Heat oil in a pan and sautee garlic for 1 minute until fragrant and translucent. Add garlic and oil from the pan to the bowl with the cheeses. Stir to combine well. Taste and adjust for seasoning. (I found that the gorgonzola seasoned the mixture enough and didn’t add additional salt, but if you think otherwise, go ahead and add some.)
Cut the stems off the jalapenos and slice in half lengthwise. Remove the seeds and membranes from the jalapenos, unless you’d like to keep it spicy. We removed most of the seeds/membranes but left some for a medium level of heat.
Spread out the puff pastry onto a lightly floured surface and unfold it. If using extra cheese (I used Monterey Jack), place 1 piece of cheese on the puff pastry, followed by 1 half of the jalapeno.
Take some of the cream cheese filling mixture and stuff onto the jalapeno.
Repeat the above steps until you have a vertical line of jalapenos on the puff pastry stuffed with the cheese mixture.
Using a sharp knife, cut a vertical line in the puff pastry to the right of the jalapenos, and then horizontally in between them. Puff pastry is super stretchy, so you can cut pretty close to the peppers and will still be able to wrap the dough around them. Once you have the peppers wrapped up, pinch the edges to seal and place them on the baking sheet. Continue this process until all the peppers are stuffed and wrapped.
To make the egg wash, lightly beat the egg with a touch of water. Brush the tops of the poppers with the egg wash, then bake the poppers for 20 minutes until pastry is golden brown.
While the poppers are baking, be sure to show your signifiant other how spicy you are! (Remember to set a timer, no one likes being interrupted from adult play time by the shrill of the fire alarm. Not that we would know from personal experience or anything.)
After 20 minutes, remove the poppers from the oven and cool on a baking rack for 5 minutes. Then dig in!
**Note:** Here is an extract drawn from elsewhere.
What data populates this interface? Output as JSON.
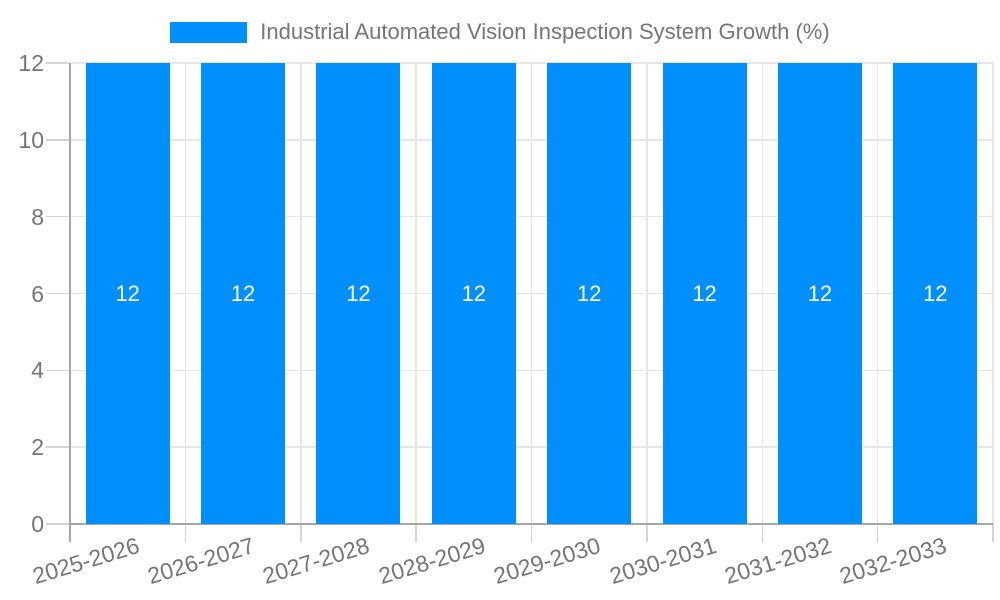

These things are so good! The cinnamon and cumin really play well with the gorgonzola and the spicy jalapenos. And, let’s be real, puff pastry is good with everything. A. has been zealously rationing our jalapenos from last week and has made me promise that I’ll fix this recipe again once we receive more jalapenos from this week’s basket. He doesn’t need to ask me twice!